Investment Opportunities in Washington’s Blue Economy

Days after Washington Governor Jay Inslee celebrated the start of work on the state’s first hybrid-electric ferry, a study released by Washington Maritime Blue identifies investment opportunities. The highest growth sectors in the blue economy include technology solutions for water transportation, shipping, science and other ocean systems.

The blue economy is the sustainable use of ocean resources for economic growth, improved jobs and ocean-ecosystem health.
The capital landscape study follows up on the January 2019 release of Washington State’s Strategy for the Blue Economy by Inslee’s Maritime Innovation Advisory Committee. Washington Maritime Blue emerged from this strategy as an independent industry cluster alliance to promote growth in the state’s blue economy.
The new study, completed by Next Street and partner firm TILT Investments for the Washington Maritime Blue alliance, researched potential funding structures to provide investment capital to support growth of the maritime sector throughout Washington state.
Washington’s powerful technology hub –especially for cloud computing–alongside significant maritime and advanced manufacturing industry clusters in the Puget Sound region, offer a uniquely attractive environment for potential investors. State and local partners, including the Port of Seattle, have funded a Maritime Innovation Center and business accelerator to develop start-ups and small-to-medium-size maritime technology companies, with the goal to facilitate access to capital.
The study presents frameworks and strategies to fill gaps from a variety of investment sources, including public and private capital.

Key findings include:

  • Highest-growth sectors in the blue economy are those focused on technological solutions and those related to water transportation and shipping.
  • People of color and women each represent less than 10 percent of small and medium-size business ownership in Washington’s maritime economy, a severe under-representation that may be driven by lack of access to capital.
  • A strong blue economy industry cluster organization–such as Washington Maritime Blue–can help drive investment into the sector and identify priority investments.
  • Compared to other industries, few equity providers are focused on maritime–they are either not knowledgeable or interested because of government regulations and concern about scaling and exit potential.

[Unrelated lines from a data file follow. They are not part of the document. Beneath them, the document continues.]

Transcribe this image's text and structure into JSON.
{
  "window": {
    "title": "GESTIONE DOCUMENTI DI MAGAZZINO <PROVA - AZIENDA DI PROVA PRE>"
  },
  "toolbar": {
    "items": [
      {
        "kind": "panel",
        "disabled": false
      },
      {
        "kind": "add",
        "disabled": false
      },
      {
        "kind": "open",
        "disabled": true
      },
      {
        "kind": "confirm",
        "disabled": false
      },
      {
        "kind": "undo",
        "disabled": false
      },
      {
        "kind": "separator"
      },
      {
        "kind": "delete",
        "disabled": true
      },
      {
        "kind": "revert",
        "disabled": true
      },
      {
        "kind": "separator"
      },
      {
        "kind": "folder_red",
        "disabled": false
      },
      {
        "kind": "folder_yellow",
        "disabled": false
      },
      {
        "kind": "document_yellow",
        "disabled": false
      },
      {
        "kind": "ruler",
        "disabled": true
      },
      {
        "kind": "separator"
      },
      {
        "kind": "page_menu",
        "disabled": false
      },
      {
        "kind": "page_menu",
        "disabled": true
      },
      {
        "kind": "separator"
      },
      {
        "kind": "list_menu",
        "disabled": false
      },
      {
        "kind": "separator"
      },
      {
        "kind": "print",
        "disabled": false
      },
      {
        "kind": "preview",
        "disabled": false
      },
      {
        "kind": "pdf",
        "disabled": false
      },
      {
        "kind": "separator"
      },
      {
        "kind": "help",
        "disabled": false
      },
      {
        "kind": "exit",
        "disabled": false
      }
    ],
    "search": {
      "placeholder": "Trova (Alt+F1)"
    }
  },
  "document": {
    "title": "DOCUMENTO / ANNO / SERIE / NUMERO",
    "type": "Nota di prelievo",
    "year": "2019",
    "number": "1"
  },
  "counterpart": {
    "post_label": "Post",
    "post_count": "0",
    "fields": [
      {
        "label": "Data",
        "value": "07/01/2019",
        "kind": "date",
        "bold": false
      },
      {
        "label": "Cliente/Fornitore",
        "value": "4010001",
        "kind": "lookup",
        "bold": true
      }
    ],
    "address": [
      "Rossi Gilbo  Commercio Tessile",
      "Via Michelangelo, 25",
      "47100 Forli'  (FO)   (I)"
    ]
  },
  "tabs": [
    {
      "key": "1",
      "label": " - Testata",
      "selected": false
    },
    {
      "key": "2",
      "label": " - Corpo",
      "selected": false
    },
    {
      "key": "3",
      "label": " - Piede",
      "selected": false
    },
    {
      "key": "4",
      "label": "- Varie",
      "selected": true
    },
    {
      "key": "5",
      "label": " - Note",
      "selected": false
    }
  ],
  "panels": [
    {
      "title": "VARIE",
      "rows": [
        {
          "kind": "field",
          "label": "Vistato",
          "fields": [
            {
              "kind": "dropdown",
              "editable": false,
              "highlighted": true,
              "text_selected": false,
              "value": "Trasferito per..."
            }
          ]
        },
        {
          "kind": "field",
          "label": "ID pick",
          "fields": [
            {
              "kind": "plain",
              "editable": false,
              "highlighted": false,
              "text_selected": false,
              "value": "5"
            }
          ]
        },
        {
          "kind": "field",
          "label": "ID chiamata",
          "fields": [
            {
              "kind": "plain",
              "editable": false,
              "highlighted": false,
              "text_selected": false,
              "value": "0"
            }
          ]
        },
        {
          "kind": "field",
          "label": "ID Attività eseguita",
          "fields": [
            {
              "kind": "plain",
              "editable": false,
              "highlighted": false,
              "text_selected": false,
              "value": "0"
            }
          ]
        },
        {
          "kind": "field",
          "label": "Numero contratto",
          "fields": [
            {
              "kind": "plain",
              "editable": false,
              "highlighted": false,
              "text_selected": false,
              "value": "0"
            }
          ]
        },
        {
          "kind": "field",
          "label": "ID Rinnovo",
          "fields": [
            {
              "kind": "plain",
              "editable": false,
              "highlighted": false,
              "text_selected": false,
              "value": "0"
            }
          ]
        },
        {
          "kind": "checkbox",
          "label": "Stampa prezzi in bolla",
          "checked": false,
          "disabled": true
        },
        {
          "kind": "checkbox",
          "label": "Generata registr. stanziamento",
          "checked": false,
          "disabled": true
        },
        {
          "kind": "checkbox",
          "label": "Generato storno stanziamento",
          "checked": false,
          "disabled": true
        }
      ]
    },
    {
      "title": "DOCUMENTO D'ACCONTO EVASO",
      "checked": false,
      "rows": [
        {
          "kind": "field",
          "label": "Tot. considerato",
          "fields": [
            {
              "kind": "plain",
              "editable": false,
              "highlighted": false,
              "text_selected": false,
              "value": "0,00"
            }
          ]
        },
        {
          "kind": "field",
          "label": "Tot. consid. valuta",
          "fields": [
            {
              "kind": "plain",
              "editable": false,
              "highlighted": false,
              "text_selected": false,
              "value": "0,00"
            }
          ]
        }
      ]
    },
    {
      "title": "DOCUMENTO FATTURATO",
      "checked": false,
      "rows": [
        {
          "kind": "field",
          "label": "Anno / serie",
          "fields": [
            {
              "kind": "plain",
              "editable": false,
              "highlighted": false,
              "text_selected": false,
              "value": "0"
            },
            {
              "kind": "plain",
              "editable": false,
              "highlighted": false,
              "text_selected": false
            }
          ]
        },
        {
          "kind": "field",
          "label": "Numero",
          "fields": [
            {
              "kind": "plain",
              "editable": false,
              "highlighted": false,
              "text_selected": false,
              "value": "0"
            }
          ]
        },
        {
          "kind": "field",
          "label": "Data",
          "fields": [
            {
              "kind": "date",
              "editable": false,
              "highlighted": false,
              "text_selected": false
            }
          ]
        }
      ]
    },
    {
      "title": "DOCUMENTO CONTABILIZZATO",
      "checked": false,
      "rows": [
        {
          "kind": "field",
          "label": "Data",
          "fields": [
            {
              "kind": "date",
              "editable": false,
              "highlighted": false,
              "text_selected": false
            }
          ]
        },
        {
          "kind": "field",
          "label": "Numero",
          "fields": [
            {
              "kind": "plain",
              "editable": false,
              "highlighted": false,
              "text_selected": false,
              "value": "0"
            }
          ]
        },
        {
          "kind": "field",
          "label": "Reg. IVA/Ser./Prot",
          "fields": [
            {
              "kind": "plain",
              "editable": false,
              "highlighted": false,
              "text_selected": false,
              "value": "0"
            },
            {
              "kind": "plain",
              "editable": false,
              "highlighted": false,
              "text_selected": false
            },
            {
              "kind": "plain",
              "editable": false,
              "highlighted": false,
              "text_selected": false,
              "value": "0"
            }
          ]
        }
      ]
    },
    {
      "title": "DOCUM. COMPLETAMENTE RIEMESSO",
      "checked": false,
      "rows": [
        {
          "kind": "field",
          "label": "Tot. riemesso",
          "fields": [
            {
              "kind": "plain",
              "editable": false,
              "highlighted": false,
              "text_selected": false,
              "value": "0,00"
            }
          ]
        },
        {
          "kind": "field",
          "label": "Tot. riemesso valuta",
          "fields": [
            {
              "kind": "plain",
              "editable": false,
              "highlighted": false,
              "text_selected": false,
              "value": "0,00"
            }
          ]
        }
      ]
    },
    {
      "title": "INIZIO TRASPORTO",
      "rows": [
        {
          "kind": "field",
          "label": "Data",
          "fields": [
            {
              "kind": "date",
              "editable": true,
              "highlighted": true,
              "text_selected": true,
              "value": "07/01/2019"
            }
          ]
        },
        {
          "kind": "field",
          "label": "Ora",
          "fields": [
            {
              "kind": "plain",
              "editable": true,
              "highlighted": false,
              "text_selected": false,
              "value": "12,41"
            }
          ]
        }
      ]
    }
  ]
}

To connect investors to these opportunities the study identified action items that will accelerate the growth of the blue economy. They include:

  • Pilot a Maritime Blue Accelerator to assist small and medium-size businesses and start-ups with mentorship and other support services, including access to funders.
  • Identify potential target investors and share a Capital Suppliers Asset Map of debt, equity and grant sources for start-ups, early-stage, growing and mature small and medium-size businesses.
  • Develop strategies to support increased investment in Washington’s maritime economy, including identifying philanthropic partners who can help lower or remove risk from investments.
  • Better understand the causes of under-representation of women and people of color in Washington’s blue economy and create mitigation strategies.
  • Build a playbook for corporate partnerships with small and medium-size businesses in the maritime economy to stimulate innovation and growth while supporting emerging businesses.